Daily Trust on Sunday totally condemns this new but dangerous political trend that puts the country’s image at stake. Besides mortgaging the future of the country, vote buying thwarts the electoral process as it edges out credible candidates who do not have the money to compete with money-bag politicians. A delegate who is supposed to choose and present credible aspirants for Nigerian voters to thereafter decide their choices would have sold his conscience and mortgaged the country’s future when he barters his vote with bribe.

This unethical development, which precludes citizens from having credible candidates from which to elect leaders of their choice, is no less an act of robbery. If anything, it spells doom for the future of the country.

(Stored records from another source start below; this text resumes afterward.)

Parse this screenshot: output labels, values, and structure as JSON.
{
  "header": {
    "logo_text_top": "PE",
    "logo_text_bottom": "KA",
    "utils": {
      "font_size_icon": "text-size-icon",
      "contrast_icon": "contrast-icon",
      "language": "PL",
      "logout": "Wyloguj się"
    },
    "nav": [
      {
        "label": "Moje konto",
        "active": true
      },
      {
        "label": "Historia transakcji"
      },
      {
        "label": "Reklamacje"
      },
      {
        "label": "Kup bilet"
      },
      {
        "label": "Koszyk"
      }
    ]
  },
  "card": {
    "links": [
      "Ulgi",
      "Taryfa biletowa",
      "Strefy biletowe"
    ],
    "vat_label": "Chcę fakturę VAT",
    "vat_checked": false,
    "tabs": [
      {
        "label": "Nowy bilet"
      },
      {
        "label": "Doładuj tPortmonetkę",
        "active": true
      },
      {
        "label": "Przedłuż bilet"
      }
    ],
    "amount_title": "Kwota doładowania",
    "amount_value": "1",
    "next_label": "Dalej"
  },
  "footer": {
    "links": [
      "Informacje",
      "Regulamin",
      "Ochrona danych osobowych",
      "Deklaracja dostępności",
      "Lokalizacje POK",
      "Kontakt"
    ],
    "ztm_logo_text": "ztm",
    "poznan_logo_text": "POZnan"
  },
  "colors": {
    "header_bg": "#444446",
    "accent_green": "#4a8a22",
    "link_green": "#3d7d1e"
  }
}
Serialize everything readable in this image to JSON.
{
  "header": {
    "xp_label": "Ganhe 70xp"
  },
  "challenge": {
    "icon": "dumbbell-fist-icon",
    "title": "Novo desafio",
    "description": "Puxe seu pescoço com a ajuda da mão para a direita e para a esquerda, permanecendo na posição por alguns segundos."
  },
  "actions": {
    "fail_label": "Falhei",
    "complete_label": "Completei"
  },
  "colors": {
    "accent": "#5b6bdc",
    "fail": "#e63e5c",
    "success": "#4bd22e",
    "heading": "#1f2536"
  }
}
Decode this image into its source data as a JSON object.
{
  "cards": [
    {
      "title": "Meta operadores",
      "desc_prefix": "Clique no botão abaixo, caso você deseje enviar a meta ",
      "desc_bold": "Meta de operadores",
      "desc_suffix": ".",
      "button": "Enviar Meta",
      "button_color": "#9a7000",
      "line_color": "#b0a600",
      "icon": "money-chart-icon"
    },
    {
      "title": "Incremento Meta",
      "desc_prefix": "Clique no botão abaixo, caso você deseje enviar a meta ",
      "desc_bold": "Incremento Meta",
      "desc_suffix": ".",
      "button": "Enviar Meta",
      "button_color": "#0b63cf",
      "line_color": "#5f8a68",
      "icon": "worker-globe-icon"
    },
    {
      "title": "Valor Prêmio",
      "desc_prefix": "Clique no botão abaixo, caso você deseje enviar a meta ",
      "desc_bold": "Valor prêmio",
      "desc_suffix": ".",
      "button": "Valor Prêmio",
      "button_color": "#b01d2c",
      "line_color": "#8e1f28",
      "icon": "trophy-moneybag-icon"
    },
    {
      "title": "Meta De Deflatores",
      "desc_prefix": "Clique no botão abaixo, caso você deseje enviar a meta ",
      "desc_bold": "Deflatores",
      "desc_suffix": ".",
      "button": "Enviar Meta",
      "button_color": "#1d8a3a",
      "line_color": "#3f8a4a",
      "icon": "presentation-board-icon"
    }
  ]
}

It is shameful that huge sums of money, including that earned through corrupt practices, are being openly deployed by candidates aspiring for elective positions to buy votes from delegates.

While the National Assembly is urged to criminalise vote buying, we call on the anti-corruption agencies to fully rise to the occasion and live up to their mandate on the fight against economic and financial crimes. The INEC should equally strengthen its oversight mechanisms on political parties to avert a recurrence of this scandalous history. It is totally unacceptable and must not happen again.